IMPACT OF SURGERY ON LIFESTYLE
The symptoms of ulcerative colitis can be eliminated with surgery that removes the colon and rectum. This can allow all medication to be stopped. A stoma is frequently needed, and in most cases this is temporary. In expert hands, rectal surgery can now be performed safely minimising the risk of damage to nerves necessary for a normal sex life and pregnancy. However, surgical removal of the rectum carries a risk of impotence and ejeculatory problems in men, and infertility  and altered sexual function in women, and this needs careful consideration and discussion with your colorectal surgeon prior to pouch surgery. J-Pouch surgery allows defecation through the anus, however some degree of diarrhoea is common, with up to 6-7 loose stools a day not uncommonly reported. In most cases, quality of life improves after pouch surgery [3-5]. Inflammation or infection of the pouch, referred to as “Pouchitis”, occurs acutely in up to 15% of cases and usually responds to antibiotics. Chronic more troublesome pouchitis resistant to antibiotics occurs in approximately 5% of cases.
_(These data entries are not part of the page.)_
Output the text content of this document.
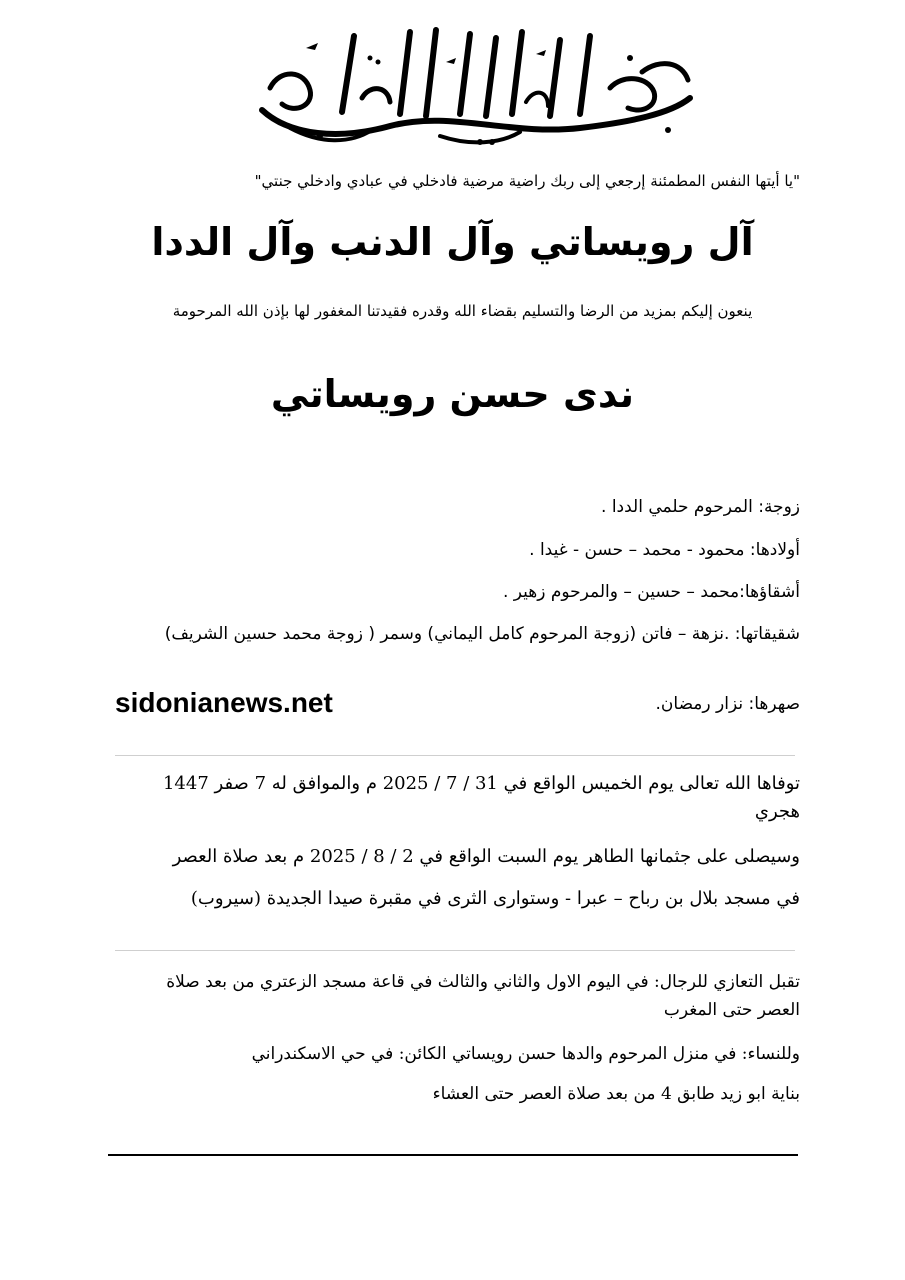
"يا أيتها النفس المطمئنة إرجعي إلى ربك راضية مرضية فادخلي في عبادي وادخلي جنتي"
آل رويساتي وآل الدنب وآل الددا
ينعون إليكم بمزيد من الرضا والتسليم بقضاء الله وقدره فقيدتنا المغفور لها بإذن الله المرحومة
ندى حسن رويساتي
زوجة: المرحوم حلمي الددا .
أولادها: محمود - محمد – حسن - غيدا .
أشقاؤها:محمد – حسين – والمرحوم زهير .
شقيقاتها: .نزهة – فاتن (زوجة المرحوم كامل اليماني) وسمر ( زوجة محمد حسين الشريف)
صهرها: نزار رمضان.
sidonianews.net
توفاها الله تعالى يوم الخميس الواقع في 31 / 7 / 2025 م والموافق له 7 صفر 1447 هجري
وسيصلى على جثمانها الطاهر يوم السبت الواقع في 2 / 8 / 2025 م بعد صلاة العصر
في مسجد بلال بن رباح – عبرا - وستوارى الثرى في مقبرة صيدا الجديدة (سيروب)
تقبل التعازي للرجال: في اليوم الاول والثاني والثالث في قاعة مسجد الزعتري من بعد صلاة العصر حتى المغرب
وللنساء: في منزل المرحوم والدها حسن رويساتي الكائن: في حي الاسكندراني
بناية ابو زيد طابق 4 من بعد صلاة العصر حتى العشاء
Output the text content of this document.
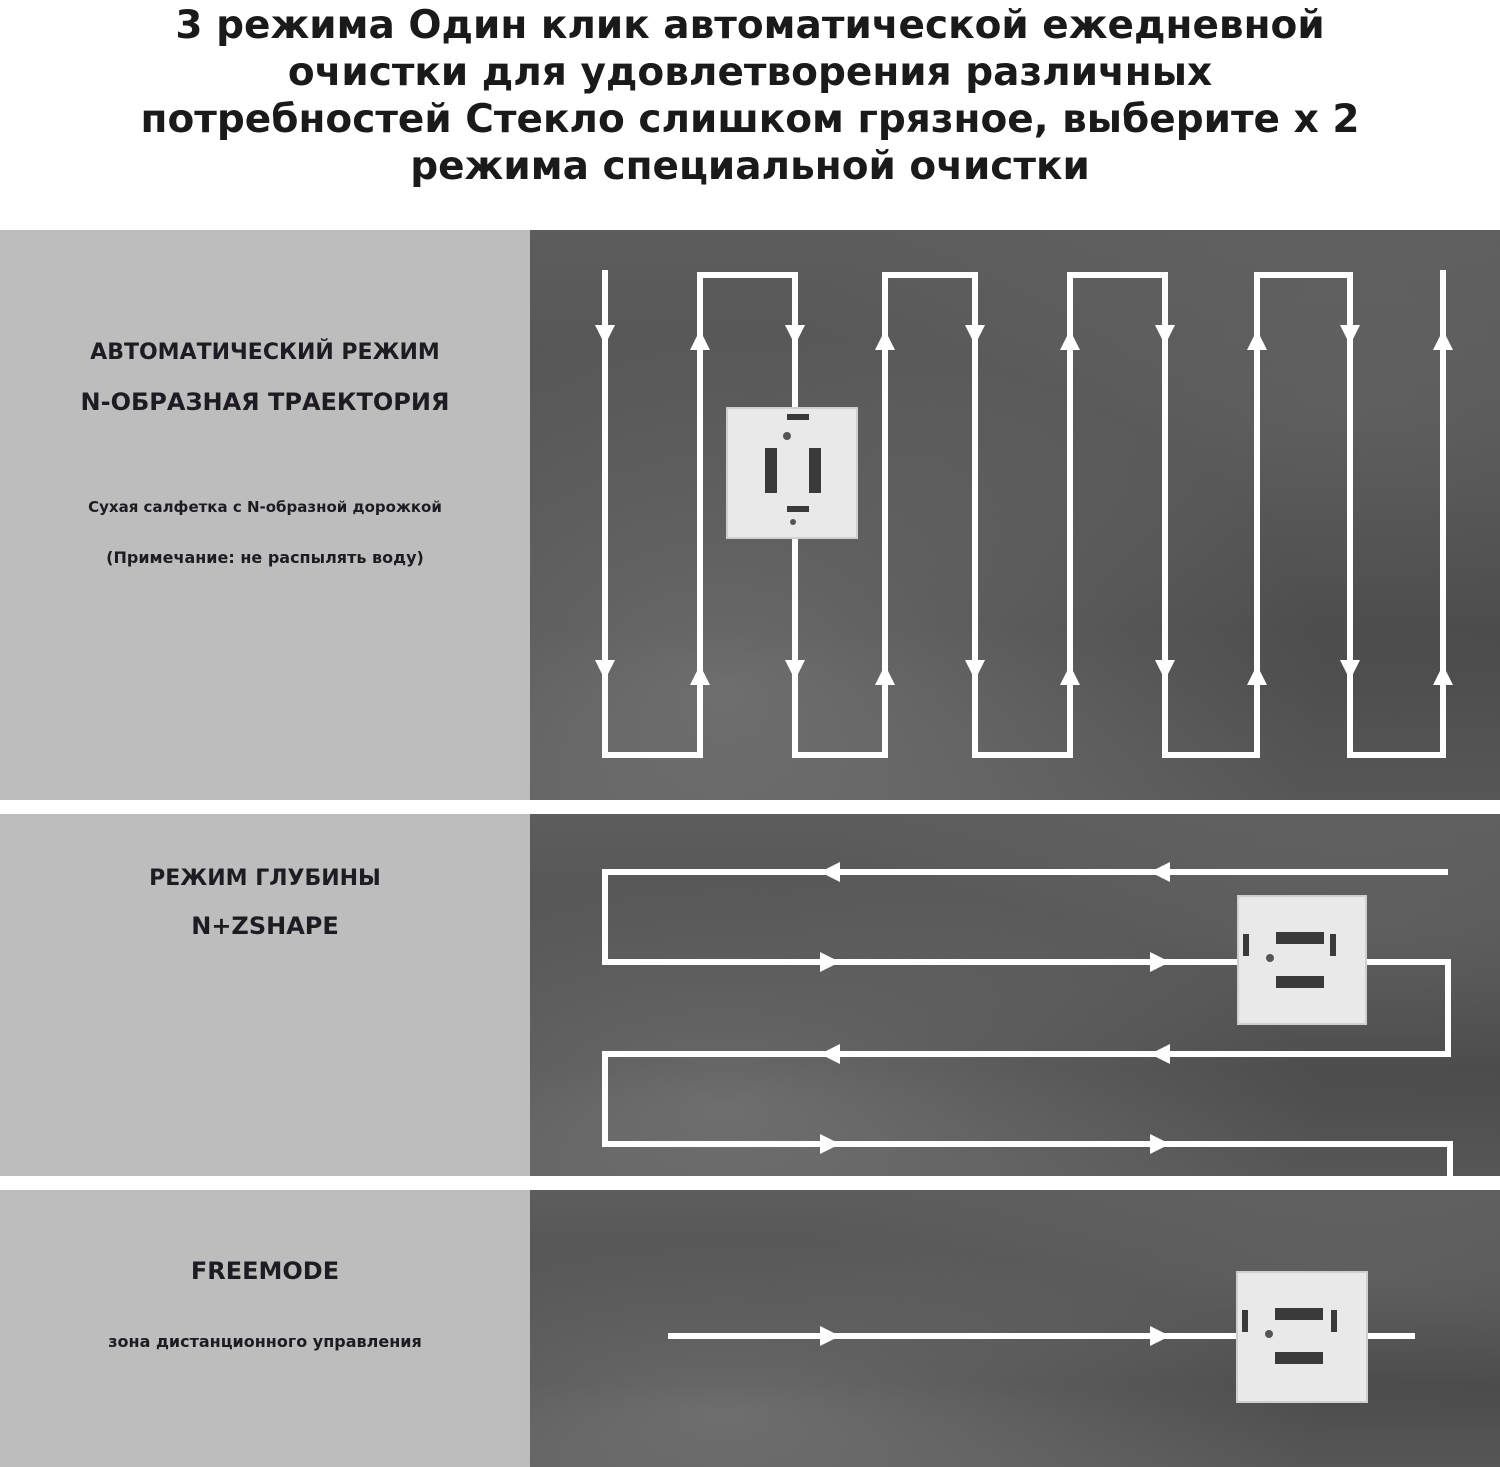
3 режима Один клик автоматической ежедневной
очистки для удовлетворения различных
потребностей Стекло слишком грязное, выберите x 2
режима специальной очистки
АВТОМАТИЧЕСКИЙ РЕЖИМ
N-ОБРАЗНАЯ ТРАЕКТОРИЯ
Сухая салфетка с N-образной дорожкой
(Примечание: не распылять воду)
РЕЖИМ ГЛУБИНЫ
N+ZSHAPE
FREEMODE
зона дистанционного управления
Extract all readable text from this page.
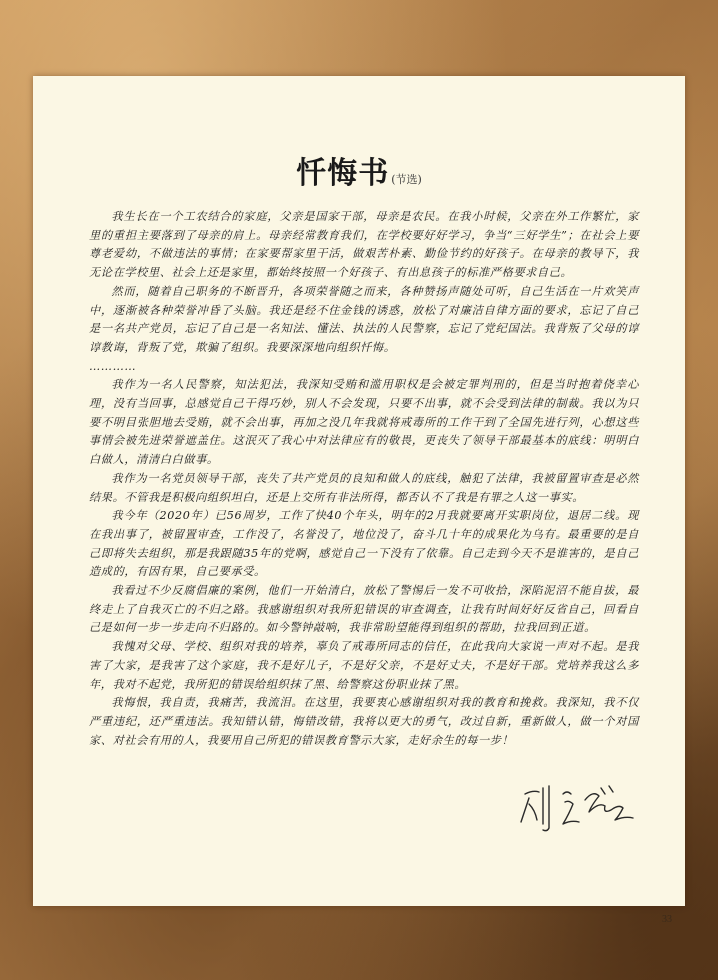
忏悔书 (节选)

我生长在一个工农结合的家庭，父亲是国家干部，母亲是农民。在我小时候，父亲在外工作繁忙，家里的重担主要落到了母亲的肩上。母亲经常教育我们，在学校要好好学习，争当“三好学生”；在社会上要尊老爱幼，不做违法的事情；在家要帮家里干活，做艰苦朴素、勤俭节约的好孩子。在母亲的教导下，我无论在学校里、社会上还是家里，都始终按照一个好孩子、有出息孩子的标准严格要求自己。

然而，随着自己职务的不断晋升，各项荣誉随之而来，各种赞扬声随处可听，自己生活在一片欢笑声中，逐渐被各种荣誉冲昏了头脑。我还是经不住金钱的诱惑，放松了对廉洁自律方面的要求，忘记了自己是一名共产党员，忘记了自己是一名知法、懂法、执法的人民警察，忘记了党纪国法。我背叛了父母的谆谆教诲，背叛了党，欺骗了组织。我要深深地向组织忏悔。

…………

我作为一名人民警察，知法犯法，我深知受贿和滥用职权是会被定罪判刑的，但是当时抱着侥幸心理，没有当回事，总感觉自己干得巧妙，别人不会发现，只要不出事，就不会受到法律的制裁。我以为只要不明目张胆地去受贿，就不会出事，再加之没几年我就将戒毒所的工作干到了全国先进行列，心想这些事情会被先进荣誉遮盖住。这泯灭了我心中对法律应有的敬畏，更丧失了领导干部最基本的底线：明明白白做人，清清白白做事。

我作为一名党员领导干部，丧失了共产党员的良知和做人的底线，触犯了法律，我被留置审查是必然结果。不管我是积极向组织坦白，还是上交所有非法所得，都否认不了我是有罪之人这一事实。

我今年（2020年）已56周岁，工作了快40个年头，明年的2月我就要离开实职岗位，退居二线。现在我出事了，被留置审查，工作没了，名誉没了，地位没了，奋斗几十年的成果化为乌有。最重要的是自己即将失去组织，那是我跟随35年的党啊，感觉自己一下没有了依靠。自己走到今天不是谁害的，是自己造成的，有因有果，自己要承受。

我看过不少反腐倡廉的案例，他们一开始清白，放松了警惕后一发不可收拾，深陷泥沼不能自拔，最终走上了自我灭亡的不归之路。我感谢组织对我所犯错误的审查调查，让我有时间好好反省自己，回看自己是如何一步一步走向不归路的。如今警钟敲响，我非常盼望能得到组织的帮助，拉我回到正道。

我愧对父母、学校、组织对我的培养，辜负了戒毒所同志的信任，在此我向大家说一声对不起。是我害了大家，是我害了这个家庭，我不是好儿子，不是好父亲，不是好丈夫，不是好干部。党培养我这么多年，我对不起党，我所犯的错误给组织抹了黑、给警察这份职业抹了黑。

我悔恨，我自责，我痛苦，我流泪。在这里，我要衷心感谢组织对我的教育和挽救。我深知，我不仅严重违纪，还严重违法。我知错认错，悔错改错，我将以更大的勇气，改过自新，重新做人，做一个对国家、对社会有用的人，我要用自己所犯的错误教育警示大家，走好余生的每一步！

33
WHAT TO EXPECT PRE AND POST OPERATIVELY FOR SURGERY FOR ULCERATIVE COLITIS
You will need to have only clear fluids the day before your surgery. Clear liquids are those that one can see through. When a clear liquid is in a container such as a bowl or glass, the container is visible through the substance. You will also require bowel prep to clean your colon. Take a pico-sulfate (Picolax®) at 2pm and 6pm the day before your procedure. You need to fast from midnight the night before if your surgery is scheduled for the morning, or from 6am if scheduled for the afternoon. Immediately after your procedure you will be commenced on free fluids (semi thickened fluids such as custard, yoghurt, thin porridge). If your procedure is performed laparoscopically, you will be up and mobilising from day one. You will be commenced on a light diet once you have passed flatus. You will be discharged from hospital once you have opened your bowels. A typical admission is anywhere from 3 days to 7 days.
You will need to see your gastroenterologist and colorectal surgeon at 3-6 weeks post-operatively to check on you progress.